• Se rappeler de la victoire

    « "En 2008 - on ne se rappelle que de la victoire, mais on ne se souvient pas toujours des bosses sur la chaussée", a t-il lancé » (à propos de Barack Obama, photo ci-contre, candidat à sa propre succession).

    (Adèle Smith, sur lefigaro.fr, le 8 octobre 2012) 

     

     

    (photo Wikipédia sous licence GFDL par Pete Souza)


    FlècheCe que j'en pense


    Il ne saurait être ici question de mettre en doute la maîtrise par le président des États-Unis d'Amérique de la langue de... Shakespeare.

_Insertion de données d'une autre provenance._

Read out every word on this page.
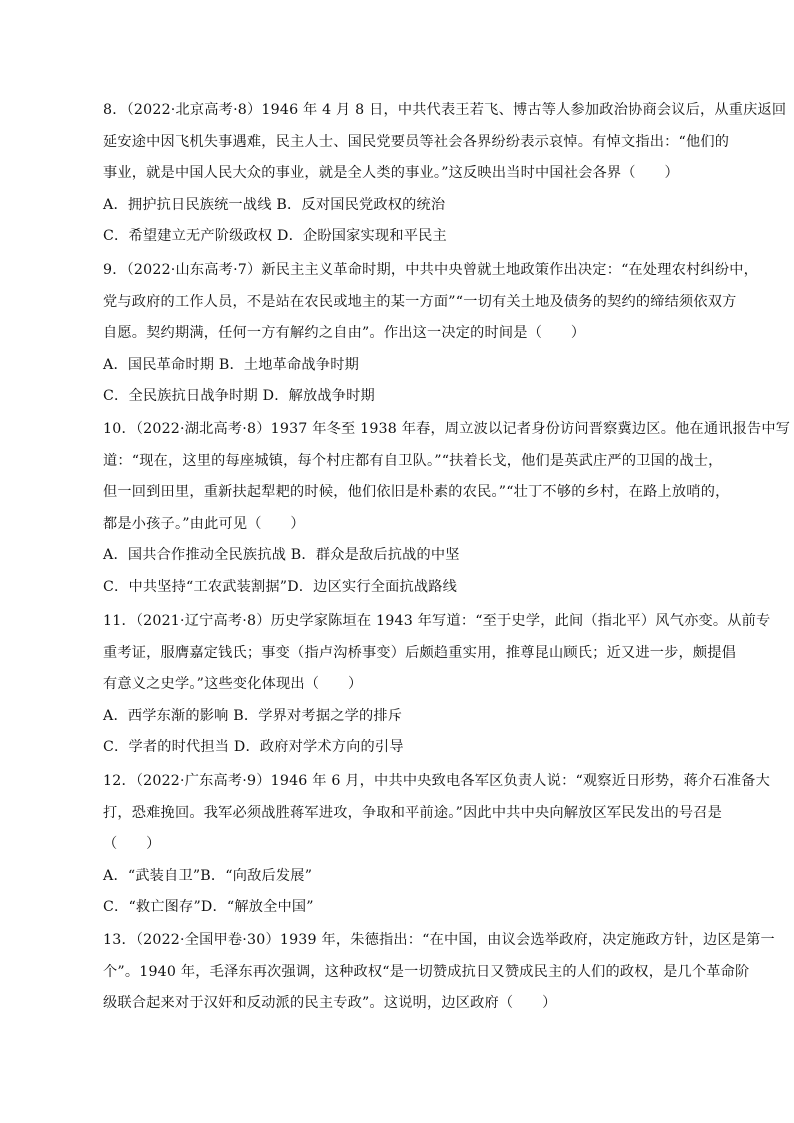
8．（2022·北京高考·8）1946 年 4 月 8 日，中共代表王若飞、博古等人参加政治协商会议后，从重庆返回
延安途中因飞机失事遇难，民主人士、国民党要员等社会各界纷纷表示哀悼。有悼文指出：“他们的
事业，就是中国人民大众的事业，就是全人类的事业。”这反映出当时中国社会各界（　　）
A．拥护抗日民族统一战线 B．反对国民党政权的统治
C．希望建立无产阶级政权 D．企盼国家实现和平民主
9．（2022·山东高考·7）新民主主义革命时期，中共中央曾就土地政策作出决定：“在处理农村纠纷中，
党与政府的工作人员，不是站在农民或地主的某一方面”“一切有关土地及债务的契约的缔结须依双方
自愿。契约期满，任何一方有解约之自由”。作出这一决定的时间是（　　）
A．国民革命时期 B．土地革命战争时期
C．全民族抗日战争时期 D．解放战争时期
10．（2022·湖北高考·8）1937 年冬至 1938 年春，周立波以记者身份访问晋察冀边区。他在通讯报告中写
道：“现在，这里的每座城镇，每个村庄都有自卫队。”“扶着长戈，他们是英武庄严的卫国的战士，
但一回到田里，重新扶起犁耙的时候，他们依旧是朴素的农民。”“壮丁不够的乡村，在路上放哨的，
都是小孩子。”由此可见（　　）
A．国共合作推动全民族抗战 B．群众是敌后抗战的中坚
C．中共坚持“工农武装割据”D．边区实行全面抗战路线
11．（2021·辽宁高考·8）历史学家陈垣在 1943 年写道：“至于史学，此间（指北平）风气亦变。从前专
重考证，服膺嘉定钱氏；事变（指卢沟桥事变）后颇趋重实用，推尊昆山顾氏；近又进一步，颇提倡
有意义之史学。”这些变化体现出（　　）
A．西学东渐的影响 B．学界对考据之学的排斥
C．学者的时代担当 D．政府对学术方向的引导
12．（2022·广东高考·9）1946 年 6 月，中共中央致电各军区负责人说：“观察近日形势，蒋介石准备大
打，恐难挽回。我军必须战胜蒋军进攻，争取和平前途。”因此中共中央向解放区军民发出的号召是
（　　）
A．“武装自卫”B．“向敌后发展”
C．“救亡图存”D．“解放全中国”
13．（2022·全国甲卷·30）1939 年，朱德指出：“在中国，由议会选举政府，决定施政方针，边区是第一
个”。1940 年，毛泽东再次强调，这种政权“是一切赞成抗日又赞成民主的人们的政权，是几个革命阶
级联合起来对于汉奸和反动派的民主专政”。这说明，边区政府（　　）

    Non, la remarque vise ici clairement notre journaliste traducteur (Académie) / traductrice (Robert et Larousse), qui ferait bien de se rappeler que, si se souvenir se construit correctement avec la préposition de, il n'en va pas de même avec se rappeler !

    Après tout, cela ne fait qu'un peu plus de deux siècles que la langue soignée dénonce ce solécisme. Elle n'est plus à un « quadriennat » près...

    Voir également le billet Se rappeler / Se souvenir.

     

    Flèche

    Ce qu'il conviendrait de dire


    On ne se rappelle que la victoire.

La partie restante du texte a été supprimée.